Results: After interventions, we were able to demonstrate improved results compared to the initial cycle. Target fluid balance improved from 47% to 77%, daily weight from 17% to 43%, strict Intake-output charting 40% to 58%, daily U&Es 81% to 78%, and incidence of AKI 55% from 40%. Interestingly, the length of hospital stay was reduced by 2-3 days between two cycles.

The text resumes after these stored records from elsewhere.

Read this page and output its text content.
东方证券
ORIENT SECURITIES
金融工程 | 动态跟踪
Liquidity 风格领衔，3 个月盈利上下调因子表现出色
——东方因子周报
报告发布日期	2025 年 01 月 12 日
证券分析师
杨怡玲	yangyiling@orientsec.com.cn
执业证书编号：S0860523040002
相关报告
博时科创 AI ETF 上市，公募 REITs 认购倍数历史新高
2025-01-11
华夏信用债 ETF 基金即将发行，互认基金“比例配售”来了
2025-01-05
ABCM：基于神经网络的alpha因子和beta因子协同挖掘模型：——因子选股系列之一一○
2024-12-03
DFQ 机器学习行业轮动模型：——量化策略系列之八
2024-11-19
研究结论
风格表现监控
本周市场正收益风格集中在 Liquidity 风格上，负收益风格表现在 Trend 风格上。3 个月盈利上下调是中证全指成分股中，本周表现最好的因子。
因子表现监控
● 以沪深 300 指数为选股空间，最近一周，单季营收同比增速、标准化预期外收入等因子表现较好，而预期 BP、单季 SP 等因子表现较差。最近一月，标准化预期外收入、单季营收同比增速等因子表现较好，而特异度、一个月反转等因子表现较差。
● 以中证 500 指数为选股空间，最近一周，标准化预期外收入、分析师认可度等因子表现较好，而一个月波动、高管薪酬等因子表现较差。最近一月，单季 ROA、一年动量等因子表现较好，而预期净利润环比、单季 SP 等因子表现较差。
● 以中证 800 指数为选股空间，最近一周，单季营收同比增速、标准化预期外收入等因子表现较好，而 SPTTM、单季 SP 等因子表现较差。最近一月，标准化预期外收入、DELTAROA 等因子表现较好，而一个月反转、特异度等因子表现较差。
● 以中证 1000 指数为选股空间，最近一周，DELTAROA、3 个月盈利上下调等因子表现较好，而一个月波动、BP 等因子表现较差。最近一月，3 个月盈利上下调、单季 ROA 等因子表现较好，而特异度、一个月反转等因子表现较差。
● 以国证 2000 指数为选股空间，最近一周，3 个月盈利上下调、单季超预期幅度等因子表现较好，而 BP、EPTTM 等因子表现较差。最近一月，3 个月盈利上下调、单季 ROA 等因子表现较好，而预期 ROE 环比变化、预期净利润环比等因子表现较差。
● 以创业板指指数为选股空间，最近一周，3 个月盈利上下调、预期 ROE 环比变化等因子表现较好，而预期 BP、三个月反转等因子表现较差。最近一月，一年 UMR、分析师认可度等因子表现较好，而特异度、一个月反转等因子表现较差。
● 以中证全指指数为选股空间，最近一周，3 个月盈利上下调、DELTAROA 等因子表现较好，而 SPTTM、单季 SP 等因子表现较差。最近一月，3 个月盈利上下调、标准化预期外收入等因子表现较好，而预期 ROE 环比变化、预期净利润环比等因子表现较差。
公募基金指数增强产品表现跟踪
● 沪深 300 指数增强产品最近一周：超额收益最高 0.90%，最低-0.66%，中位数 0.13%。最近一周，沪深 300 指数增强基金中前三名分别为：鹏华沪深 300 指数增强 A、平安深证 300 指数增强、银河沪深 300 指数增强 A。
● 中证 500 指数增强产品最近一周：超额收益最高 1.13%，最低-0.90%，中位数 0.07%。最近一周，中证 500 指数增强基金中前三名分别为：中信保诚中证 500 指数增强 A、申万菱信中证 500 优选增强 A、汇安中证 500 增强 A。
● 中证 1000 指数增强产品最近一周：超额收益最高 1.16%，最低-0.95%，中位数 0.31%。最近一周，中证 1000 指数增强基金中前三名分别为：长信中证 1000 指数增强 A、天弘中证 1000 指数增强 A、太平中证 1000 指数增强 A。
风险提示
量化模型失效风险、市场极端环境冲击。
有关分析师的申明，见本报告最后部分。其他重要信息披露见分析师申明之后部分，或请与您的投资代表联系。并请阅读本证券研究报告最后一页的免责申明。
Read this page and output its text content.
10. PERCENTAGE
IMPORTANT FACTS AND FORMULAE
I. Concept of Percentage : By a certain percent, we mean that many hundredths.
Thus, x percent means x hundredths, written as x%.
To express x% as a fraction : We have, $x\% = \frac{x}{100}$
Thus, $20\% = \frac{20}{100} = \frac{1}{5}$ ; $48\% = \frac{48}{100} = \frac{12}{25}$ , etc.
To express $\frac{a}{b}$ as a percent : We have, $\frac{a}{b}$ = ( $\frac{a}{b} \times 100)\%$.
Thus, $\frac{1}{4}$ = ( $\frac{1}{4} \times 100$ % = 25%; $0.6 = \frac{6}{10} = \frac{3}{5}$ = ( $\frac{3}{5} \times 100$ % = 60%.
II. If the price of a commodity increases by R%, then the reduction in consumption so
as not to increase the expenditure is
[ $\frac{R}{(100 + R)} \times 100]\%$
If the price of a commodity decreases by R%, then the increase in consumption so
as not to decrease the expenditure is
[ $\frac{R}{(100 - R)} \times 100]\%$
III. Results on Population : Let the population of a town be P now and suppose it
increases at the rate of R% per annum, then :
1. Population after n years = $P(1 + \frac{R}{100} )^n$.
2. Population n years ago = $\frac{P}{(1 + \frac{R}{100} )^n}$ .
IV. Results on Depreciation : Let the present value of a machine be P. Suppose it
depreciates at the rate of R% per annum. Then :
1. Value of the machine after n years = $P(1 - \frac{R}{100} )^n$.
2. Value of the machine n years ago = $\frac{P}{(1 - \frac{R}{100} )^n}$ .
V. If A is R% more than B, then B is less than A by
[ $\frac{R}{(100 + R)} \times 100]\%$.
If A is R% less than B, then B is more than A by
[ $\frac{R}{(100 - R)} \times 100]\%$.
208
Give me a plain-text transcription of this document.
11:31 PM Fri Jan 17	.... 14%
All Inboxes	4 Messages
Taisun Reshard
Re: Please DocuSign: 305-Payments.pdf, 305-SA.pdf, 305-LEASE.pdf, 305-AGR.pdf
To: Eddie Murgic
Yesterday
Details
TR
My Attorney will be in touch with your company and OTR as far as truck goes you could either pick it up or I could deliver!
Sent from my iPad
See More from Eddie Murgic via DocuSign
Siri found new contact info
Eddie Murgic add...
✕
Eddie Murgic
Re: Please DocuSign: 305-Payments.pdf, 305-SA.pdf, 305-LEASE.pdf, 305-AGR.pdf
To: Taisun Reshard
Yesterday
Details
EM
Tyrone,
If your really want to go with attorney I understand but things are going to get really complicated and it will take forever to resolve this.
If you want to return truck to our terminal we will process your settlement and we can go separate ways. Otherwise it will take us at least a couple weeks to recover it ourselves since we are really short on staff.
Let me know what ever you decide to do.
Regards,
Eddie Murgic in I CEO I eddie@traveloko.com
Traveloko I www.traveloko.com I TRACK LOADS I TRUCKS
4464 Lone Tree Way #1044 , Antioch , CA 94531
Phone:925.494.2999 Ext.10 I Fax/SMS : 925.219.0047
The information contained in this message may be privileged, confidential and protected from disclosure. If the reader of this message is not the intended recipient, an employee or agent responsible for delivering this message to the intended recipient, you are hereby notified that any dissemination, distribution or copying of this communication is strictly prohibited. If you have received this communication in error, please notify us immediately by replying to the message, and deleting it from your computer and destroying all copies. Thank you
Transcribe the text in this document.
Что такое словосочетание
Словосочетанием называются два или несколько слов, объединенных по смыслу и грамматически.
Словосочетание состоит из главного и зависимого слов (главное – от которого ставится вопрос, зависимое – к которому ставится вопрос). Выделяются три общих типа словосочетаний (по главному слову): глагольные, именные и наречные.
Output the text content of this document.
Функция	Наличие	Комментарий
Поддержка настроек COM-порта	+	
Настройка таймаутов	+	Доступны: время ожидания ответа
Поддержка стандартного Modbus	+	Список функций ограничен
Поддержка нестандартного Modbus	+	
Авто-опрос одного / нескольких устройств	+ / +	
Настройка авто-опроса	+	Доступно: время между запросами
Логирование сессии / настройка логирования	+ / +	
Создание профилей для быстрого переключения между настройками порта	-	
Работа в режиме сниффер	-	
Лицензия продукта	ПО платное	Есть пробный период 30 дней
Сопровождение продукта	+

Conclusions: Following strict monitoring protocols reduced complications, and shortened hospital stays for decompensated heart failure patients. Our trial revealed that this patient cohort was inadequately monitored. Insufficient staff awareness, increased workload constraints in healthcare settings, and accelerated patient discharge patterns were among the obstacles that contributed to these findings. Specific standard metrics were enhanced following a little awareness effort. There remains potential for advancement in several domains. It is unlikely that educational programmes alone will provide comprehensive solutions to all identified challenges. Ongoing advancement is expected to arise from further phases of research employing interventions such as electronic dashboard systems, streamlined procedures, and enhancements in monitoring efficiency.